The lady smiles, her wrinkles seem to sparkle with the shade of silver her hair is. Looks almost like Sophia from Golden Girls. “Mrs. Lowery, Jane please.”
“Thank you Jane. You appear to be uncomfortable with what the church has hired me for.” A statement not a question, see where she goes with it.
Jane shifts uncomfortably from foot to foot, her gaze goes to the toes of her shoes, she won’t look at Speare’s eye, although that rarely says anything, due to the burns and missing eye there are many who refuse eye contact. Then there are those that hold a fiery eye contact as if they are saying “I refuse to see your pain”.
“They are not telling you everything.” Jane said.
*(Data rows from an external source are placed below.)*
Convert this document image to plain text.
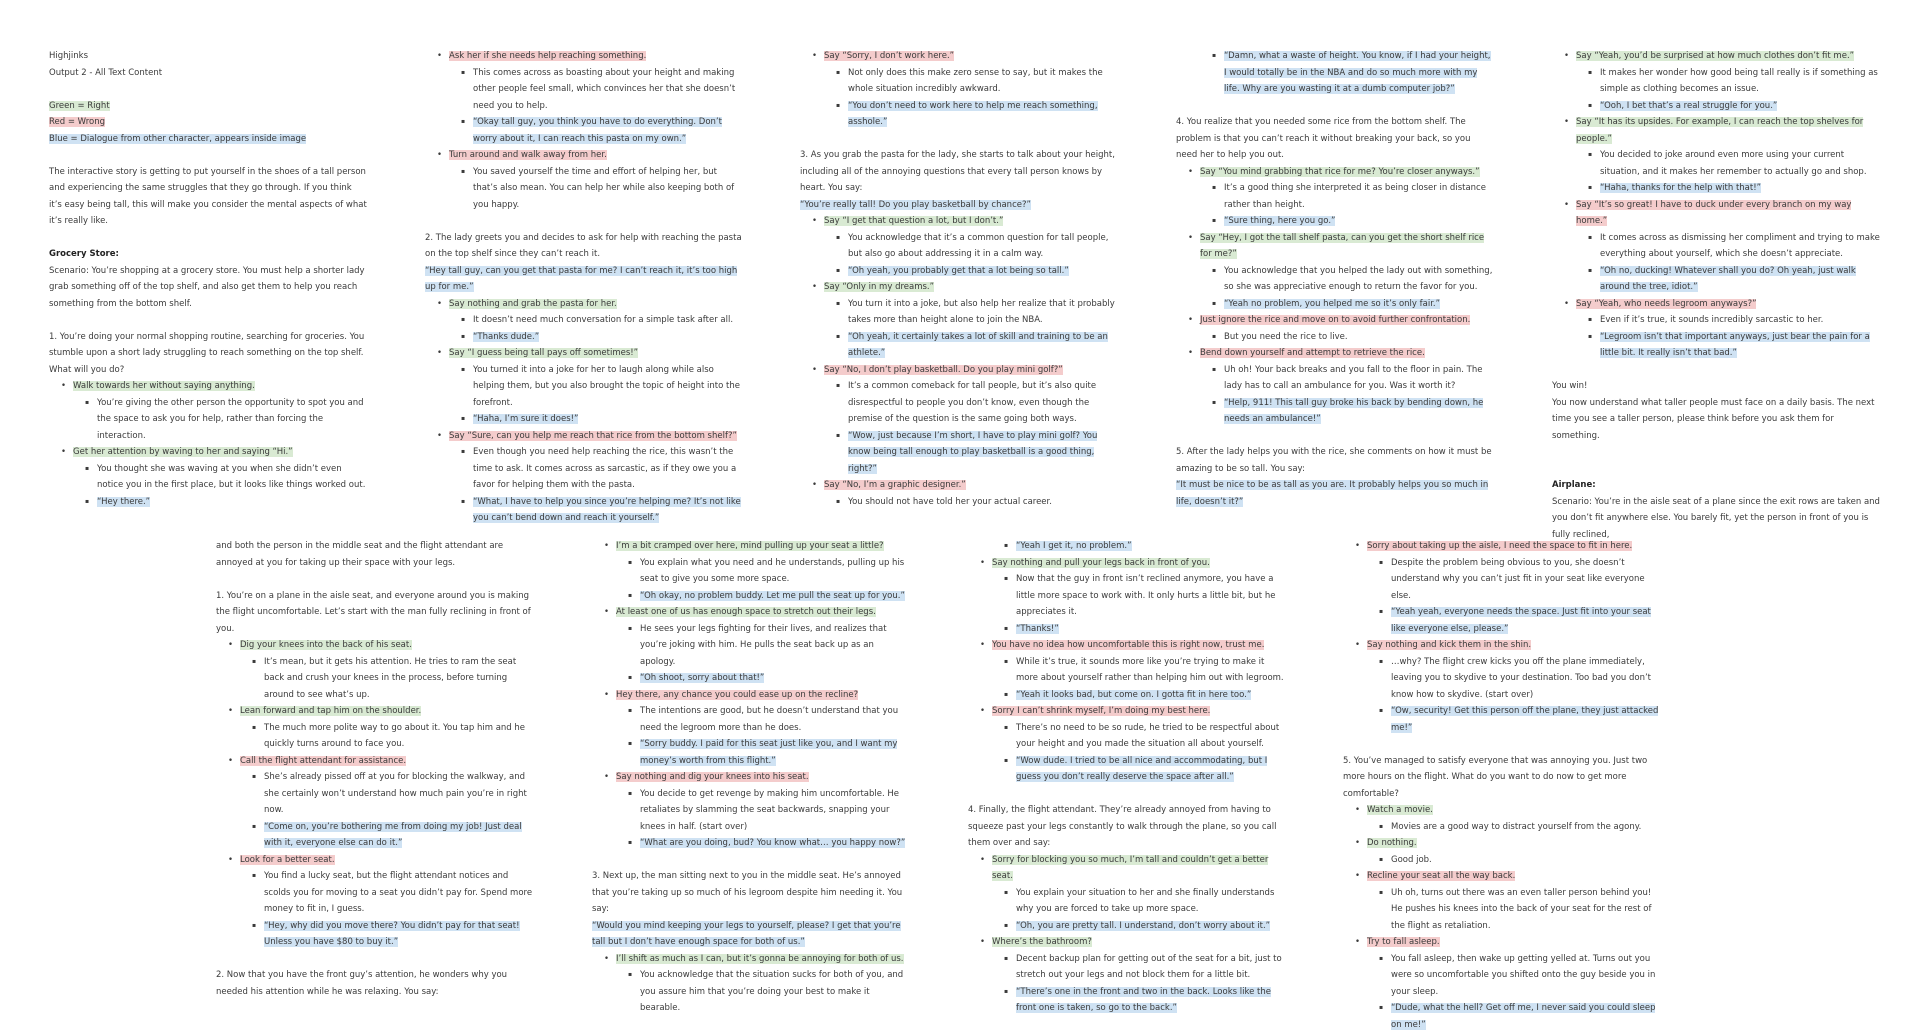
Highjinks

Output 2 - All Text Content

Green = Right

Red = Wrong

Blue = Dialogue from other character, appears inside image

The interactive story is getting to put yourself in the shoes of a tall person and experiencing the same struggles that they go through. If you think it’s easy being tall, this will make you consider the mental aspects of what it’s really like.

Grocery Store:

Scenario: You’re shopping at a grocery store. You must help a shorter lady grab something off of the top shelf, and also get them to help you reach something from the bottom shelf.

1. You’re doing your normal shopping routine, searching for groceries. You stumble upon a short lady struggling to reach something on the top shelf. What will you do?

• Walk towards her without saying anything.

▪ You’re giving the other person the opportunity to spot you and the space to ask you for help, rather than forcing the interaction.

• Get her attention by waving to her and saying “Hi.”

▪ You thought she was waving at you when she didn’t even notice you in the first place, but it looks like things worked out.

▪ “Hey there.”

• Ask her if she needs help reaching something.

▪ This comes across as boasting about your height and making other people feel small, which convinces her that she doesn’t need you to help.

▪ “Okay tall guy, you think you have to do everything. Don’t worry about it, I can reach this pasta on my own.”

• Turn around and walk away from her.

▪ You saved yourself the time and effort of helping her, but that’s also mean. You can help her while also keeping both of you happy.

2. The lady greets you and decides to ask for help with reaching the pasta on the top shelf since they can’t reach it.

“Hey tall guy, can you get that pasta for me? I can’t reach it, it’s too high up for me.”

• Say nothing and grab the pasta for her.

▪ It doesn’t need much conversation for a simple task after all.

▪ “Thanks dude.”

• Say “I guess being tall pays off sometimes!”

▪ You turned it into a joke for her to laugh along while also helping them, but you also brought the topic of height into the forefront.

▪ “Haha, I’m sure it does!”

• Say “Sure, can you help me reach that rice from the bottom shelf?”

▪ Even though you need help reaching the rice, this wasn’t the time to ask. It comes across as sarcastic, as if they owe you a favor for helping them with the pasta.

▪ “What, I have to help you since you’re helping me? It’s not like you can’t bend down and reach it yourself.”

• Say “Sorry, I don’t work here.”

▪ Not only does this make zero sense to say, but it makes the whole situation incredibly awkward.

▪ “You don’t need to work here to help me reach something, asshole.”

3. As you grab the pasta for the lady, she starts to talk about your height, including all of the annoying questions that every tall person knows by heart. You say:

“You’re really tall! Do you play basketball by chance?”

• Say “I get that question a lot, but I don’t.”

▪ You acknowledge that it’s a common question for tall people, but also go about addressing it in a calm way.

▪ “Oh yeah, you probably get that a lot being so tall.”

• Say “Only in my dreams.”

▪ You turn it into a joke, but also help her realize that it probably takes more than height alone to join the NBA.

▪ “Oh yeah, it certainly takes a lot of skill and training to be an athlete.”

• Say “No, I don’t play basketball. Do you play mini golf?”

▪ It’s a common comeback for tall people, but it’s also quite disrespectful to people you don’t know, even though the premise of the question is the same going both ways.

▪ “Wow, just because I’m short, I have to play mini golf? You know being tall enough to play basketball is a good thing, right?”

• Say “No, I’m a graphic designer.”

▪ You should not have told her your actual career.

▪ “Damn, what a waste of height. You know, if I had your height, I would totally be in the NBA and do so much more with my life. Why are you wasting it at a dumb computer job?”

4. You realize that you needed some rice from the bottom shelf. The problem is that you can’t reach it without breaking your back, so you need her to help you out.

• Say “You mind grabbing that rice for me? You’re closer anyways.”

▪ It’s a good thing she interpreted it as being closer in distance rather than height.

▪ “Sure thing, here you go.”

• Say “Hey, I got the tall shelf pasta, can you get the short shelf rice for me?”

▪ You acknowledge that you helped the lady out with something, so she was appreciative enough to return the favor for you.

▪ “Yeah no problem, you helped me so it’s only fair.”

• Just ignore the rice and move on to avoid further confrontation.

▪ But you need the rice to live.

• Bend down yourself and attempt to retrieve the rice.

▪ Uh oh! Your back breaks and you fall to the floor in pain. The lady has to call an ambulance for you. Was it worth it?

▪ “Help, 911! This tall guy broke his back by bending down, he needs an ambulance!”

5. After the lady helps you with the rice, she comments on how it must be amazing to be so tall. You say:

“It must be nice to be as tall as you are. It probably helps you so much in life, doesn’t it?”

• Say “Yeah, you’d be surprised at how much clothes don’t fit me.”

▪ It makes her wonder how good being tall really is if something as simple as clothing becomes an issue.

▪ “Ooh, I bet that’s a real struggle for you.”

• Say “It has its upsides. For example, I can reach the top shelves for people.”

▪ You decided to joke around even more using your current situation, and it makes her remember to actually go and shop.

▪ “Haha, thanks for the help with that!”

• Say “It’s so great! I have to duck under every branch on my way home.”

▪ It comes across as dismissing her compliment and trying to make everything about yourself, which she doesn’t appreciate.

▪ “Oh no, ducking! Whatever shall you do? Oh yeah, just walk around the tree, idiot.”

• Say “Yeah, who needs legroom anyways?”

▪ Even if it’s true, it sounds incredibly sarcastic to her.

▪ “Legroom isn’t that important anyways, just bear the pain for a little bit. It really isn’t that bad.”

You win!

You now understand what taller people must face on a daily basis. The next time you see a taller person, please think before you ask them for something.

Airplane:

Scenario: You’re in the aisle seat of a plane since the exit rows are taken and you don’t fit anywhere else. You barely fit, yet the person in front of you is fully reclined,

and both the person in the middle seat and the flight attendant are annoyed at you for taking up their space with your legs.

1. You’re on a plane in the aisle seat, and everyone around you is making the flight uncomfortable. Let’s start with the man fully reclining in front of you.

• Dig your knees into the back of his seat.

▪ It’s mean, but it gets his attention. He tries to ram the seat back and crush your knees in the process, before turning around to see what’s up.

• Lean forward and tap him on the shoulder.

▪ The much more polite way to go about it. You tap him and he quickly turns around to face you.

• Call the flight attendant for assistance.

▪ She’s already pissed off at you for blocking the walkway, and she certainly won’t understand how much pain you’re in right now.

▪ “Come on, you’re bothering me from doing my job! Just deal with it, everyone else can do it.”

• Look for a better seat.

▪ You find a lucky seat, but the flight attendant notices and scolds you for moving to a seat you didn’t pay for. Spend more money to fit in, I guess.

▪ “Hey, why did you move there? You didn’t pay for that seat! Unless you have $80 to buy it.”

2. Now that you have the front guy’s attention, he wonders why you needed his attention while he was relaxing. You say:

• I’m a bit cramped over here, mind pulling up your seat a little?

▪ You explain what you need and he understands, pulling up his seat to give you some more space.

▪ “Oh okay, no problem buddy. Let me pull the seat up for you.”

• At least one of us has enough space to stretch out their legs.

▪ He sees your legs fighting for their lives, and realizes that you’re joking with him. He pulls the seat back up as an apology.

▪ “Oh shoot, sorry about that!”

• Hey there, any chance you could ease up on the recline?

▪ The intentions are good, but he doesn’t understand that you need the legroom more than he does.

▪ “Sorry buddy. I paid for this seat just like you, and I want my money’s worth from this flight.”

• Say nothing and dig your knees into his seat.

▪ You decide to get revenge by making him uncomfortable. He retaliates by slamming the seat backwards, snapping your knees in half. (start over)

▪ “What are you doing, bud? You know what… you happy now?”

3. Next up, the man sitting next to you in the middle seat. He’s annoyed that you’re taking up so much of his legroom despite him needing it. You say:

“Would you mind keeping your legs to yourself, please? I get that you’re tall but I don’t have enough space for both of us.”

• I’ll shift as much as I can, but it’s gonna be annoying for both of us.

▪ You acknowledge that the situation sucks for both of you, and you assure him that you’re doing your best to make it bearable.

▪ “Yeah I get it, no problem.”

• Say nothing and pull your legs back in front of you.

▪ Now that the guy in front isn’t reclined anymore, you have a little more space to work with. It only hurts a little bit, but he appreciates it.

▪ “Thanks!”

• You have no idea how uncomfortable this is right now, trust me.

▪ While it’s true, it sounds more like you’re trying to make it more about yourself rather than helping him out with legroom.

▪ “Yeah it looks bad, but come on. I gotta fit in here too.”

• Sorry I can’t shrink myself, I’m doing my best here.

▪ There’s no need to be so rude, he tried to be respectful about your height and you made the situation all about yourself.

▪ “Wow dude. I tried to be all nice and accommodating, but I guess you don’t really deserve the space after all.”

4. Finally, the flight attendant. They’re already annoyed from having to squeeze past your legs constantly to walk through the plane, so you call them over and say:

• Sorry for blocking you so much, I’m tall and couldn’t get a better seat.

▪ You explain your situation to her and she finally understands why you are forced to take up more space.

▪ “Oh, you are pretty tall. I understand, don’t worry about it.”

• Where’s the bathroom?

▪ Decent backup plan for getting out of the seat for a bit, just to stretch out your legs and not block them for a little bit.

▪ “There’s one in the front and two in the back. Looks like the front one is taken, so go to the back.”

• Sorry about taking up the aisle, I need the space to fit in here.

▪ Despite the problem being obvious to you, she doesn’t understand why you can’t just fit in your seat like everyone else.

▪ “Yeah yeah, everyone needs the space. Just fit into your seat like everyone else, please.”

• Say nothing and kick them in the shin.

▪ …why? The flight crew kicks you off the plane immediately, leaving you to skydive to your destination. Too bad you don’t know how to skydive. (start over)

▪ “Ow, security! Get this person off the plane, they just attacked me!”

5. You’ve managed to satisfy everyone that was annoying you. Just two more hours on the flight. What do you want to do now to get more comfortable?

• Watch a movie.

▪ Movies are a good way to distract yourself from the agony.

• Do nothing.

▪ Good job.

• Recline your seat all the way back.

▪ Uh oh, turns out there was an even taller person behind you! He pushes his knees into the back of your seat for the rest of the flight as retaliation.

• Try to fall asleep.

▪ You fall asleep, then wake up getting yelled at. Turns out you were so uncomfortable you shifted onto the guy beside you in your sleep.

▪ “Dude, what the hell? Get off me, I never said you could sleep on me!”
The sanctuary door creaks open again, Speare glances up to see Geoff standing in the doorway. Jane looks to the new intruder, and quickly lets Speare know that the door at the back of the sanctuary is to the kitchen where he can leave his empty mug when he is done. Speare thanks her, and notes to follow up with Jane Lowery at another time for she appears to know more than she is saying about this simple burglary and murder.
Geoff walks up, but chooses not to use the centre aisle, rather he takes to the carpeted border against the wall of the sanctuary and makes an “L” movement towards the steps where Speare is seated. Speare takes a sip and studies the man that locks into his eye and refuses to break eye contact. A battle of wills, that Speare is unsure if Geoff knows what he has entered into it. What is the finance guy from the church hiding? What control does he have over the other two? Why is Jane Lowery so skittish to be over heard discussing the death of her minister in front of him?
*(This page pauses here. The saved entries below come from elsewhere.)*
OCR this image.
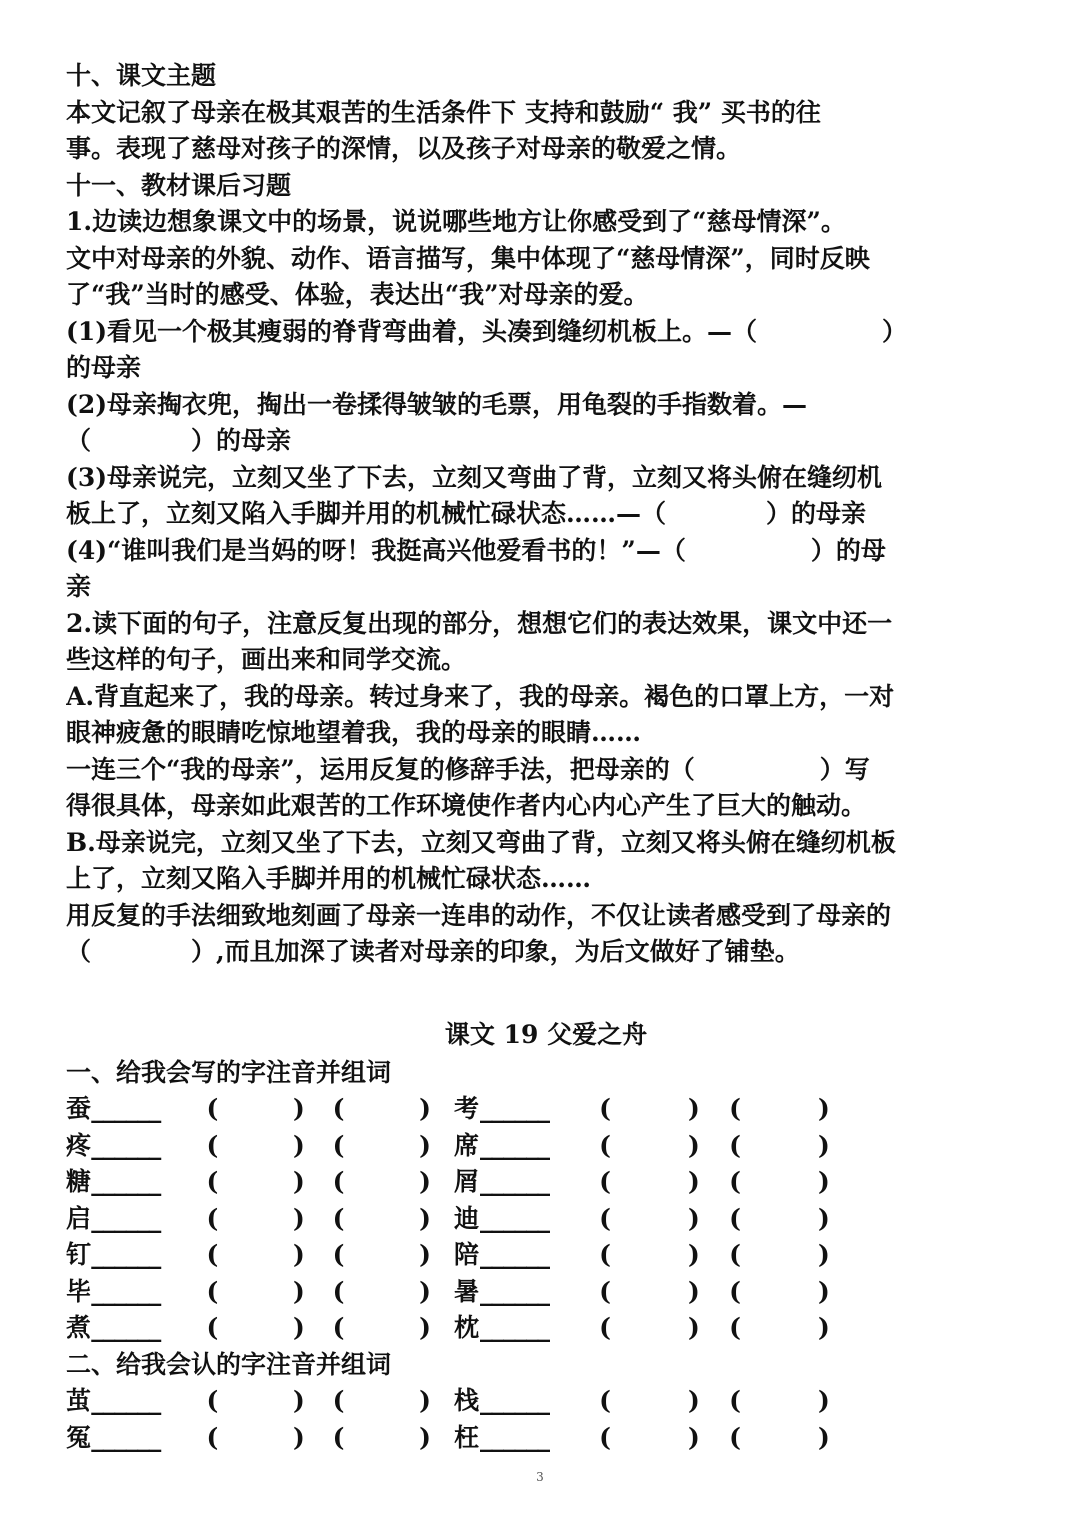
十、课文主题
本文记叙了母亲在极其艰苦的生活条件下 支持和鼓励“ 我” 买书的往
事。表现了慈母对孩子的深情，以及孩子对母亲的敬爱之情。
十一、教材课后习题
1.边读边想象课文中的场景，说说哪些地方让你感受到了“慈母情深”。
文中对母亲的外貌、动作、语言描写，集中体现了“慈母情深”，同时反映
了“我”当时的感受、体验，表达出“我”对母亲的爱。
(1)看见一个极其瘦弱的脊背弯曲着，头凑到缝纫机板上。—（　　　　　）
的母亲
(2)母亲掏衣兜，掏出一卷揉得皱皱的毛票，用龟裂的手指数着。—
（　　　　）的母亲
(3)母亲说完，立刻又坐了下去，立刻又弯曲了背，立刻又将头俯在缝纫机
板上了，立刻又陷入手脚并用的机械忙碌状态……—（　　　　）的母亲
(4)“谁叫我们是当妈的呀！我挺高兴他爱看书的！”—（　　　　　）的母
亲
2.读下面的句子，注意反复出现的部分，想想它们的表达效果，课文中还一
些这样的句子，画出来和同学交流。
A.背直起来了，我的母亲。转过身来了，我的母亲。褐色的口罩上方，一对
眼神疲惫的眼睛吃惊地望着我，我的母亲的眼睛……
一连三个“我的母亲”，运用反复的修辞手法，把母亲的（　　　　　）写
得很具体，母亲如此艰苦的工作环境使作者内心内心产生了巨大的触动。
B.母亲说完，立刻又坐了下去，立刻又弯曲了背，立刻又将头俯在缝纫机板
上了，立刻又陷入手脚并用的机械忙碌状态……
用反复的手法细致地刻画了母亲一连串的动作，不仅让读者感受到了母亲的
（　　　　）,而且加深了读者对母亲的印象，为后文做好了铺垫。
课文 19 父爱之舟
一、给我会写的字注音并组词
蚕 ______	(	)	(	) 考 ______	(	)	(	)
疼 ______	(	)	(	) 席 ______	(	)	(	)
糖 ______	(	)	(	) 屑 ______	(	)	(	)
启 ______	(	)	(	) 迪 ______	(	)	(	)
钉 ______	(	)	(	) 陪 ______	(	)	(	)
毕 ______	(	)	(	) 暑 ______	(	)	(	)
煮 ______	(	)	(	) 枕 ______	(	)	(	)
二、给我会认的字注音并组词
茧 ______	(	)	(	) 栈 ______	(	)	(	)
冤 ______	(	)	(	) 枉 ______	(	)	(	)
3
What dark secrets lie in the soul of this church?
“Here is your retainer, we expect weekly updates with expenses submitted, and cheques receipted.” Geoff stated.
Speare takes the check and folds it into his jean pocket. He nods agreement to the statement. Geoff sought him out specifically for an Alpha Male play in the business relationship, to assert that Speare understood who was in charge. Speare just smiled. Everything was a clue in understanding something, and revealing another truth.
Speare watched as Geoff left the sanctuary. “What an odd little man.”